The draft plan is available on DEC’s website, and public comments will be accepted until May 15. DEC will also host an informational webinar on the draft plan on April 11 to review the key elements of the Plan and allow attendees to ask questions.

The plan outlines major goals and potential action items to reduce waste and promote recycling, reuse, and responsible solid waste management. Goals include increasing opportunities for New York residents, businesses, and institutions to participate in waste prevention, reduction, and reuse; promoting the development and passage of Extended Producer Responsibility (EPR) legislation for packaging and paper products; supporting commercial, industrial, and institutional waste generators to improve recycling practices; and minimizing greenhouse gas emissions from solid waste management facilities.


The release of the draft plan is a significant step in New York’s efforts to rethink waste, according to DEC. The waste sector is the fourth-largest contributor to climate change-causing emissions, after buildings, transportation, and electricity. To meet the climate crisis, DEC is advancing strategies to encourage a circular economy for other materials by designing for durability, reuse, remanufacturing, repairing, and recycling, as well as utilizing renewable resources and supporting a more sustainable food system. Diverting waste from landfills and renewing a resilient and recycled supply chain is integral to achieving the goals of the Climate Leadership and Community Protection Act to reduce greenhouse gas emissions while promoting a just and equitable transition to a greener economy.

In addition to resource conservation, the circular economy benefits communities across the state by reducing pollution and creating new jobs and economic opportunities.

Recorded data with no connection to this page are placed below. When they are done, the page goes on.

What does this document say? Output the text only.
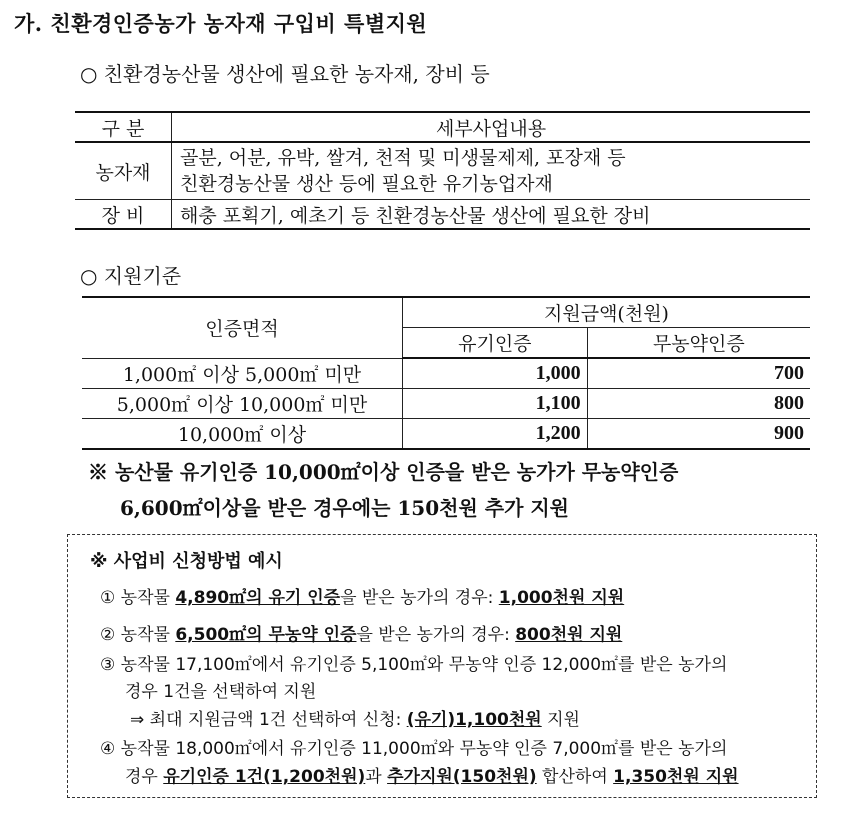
가. 친환경인증농가 농자재 구입비 특별지원
○ 친환경농산물 생산에 필요한 농자재, 장비 등
구 분	세부사업내용
농자재	골분, 어분, 유박, 쌀겨, 천적 및 미생물제제, 포장재 등
친환경농산물 생산 등에 필요한 유기농업자재

장 비	해충 포획기, 예초기 등 친환경농산물 생산에 필요한 장비
○ 지원기준
인증면적	지원금액(천원)	
	유기인증	무농약인증
1,000㎡ 이상 5,000㎡ 미만	1,000	700
5,000㎡ 이상 10,000㎡ 미만	1,100	800
10,000㎡ 이상	1,200	900
※ 농산물 유기인증 10,000㎡이상 인증을 받은 농가가 무농약인증
6,600㎡이상을 받은 경우에는 150천원 추가 지원
※ 사업비 신청방법 예시
① 농작물 4,890㎡의 유기 인증을 받은 농가의 경우: 1,000천원 지원
② 농작물 6,500㎡의 무농약 인증을 받은 농가의 경우: 800천원 지원
③ 농작물 17,100㎡에서 유기인증 5,100㎡와 무농약 인증 12,000㎡를 받은 농가의
경우 1건을 선택하여 지원
⇒ 최대 지원금액 1건 선택하여 신청: (유기)1,100천원 지원
④ 농작물 18,000㎡에서 유기인증 11,000㎡와 무농약 인증 7,000㎡를 받은 농가의
경우 유기인증 1건(1,200천원)과 추가지원(150천원) 합산하여 1,350천원 지원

According to DEC, at least 80 percent of the material currently sent to landfills or combustion facilities has monetary value, either directly as material that could be used to produce goods or other beneficial uses, or indirectly through the creation of recycling sector jobs.

Comments on the draft plan should be sent to [email protected] by May 15. After reviewing public comments on this draft, DEC will further refine the plan before adopting and publishing a final plan to guide New York’s materials management efforts over the next 10 years. The state is also considering the Waste Reduction and Recycling Infrastructure Act (WRRIA), proposed by Governor Hochul’s 2023-24 Executive Budget, to manage and reduce waste throughout the state.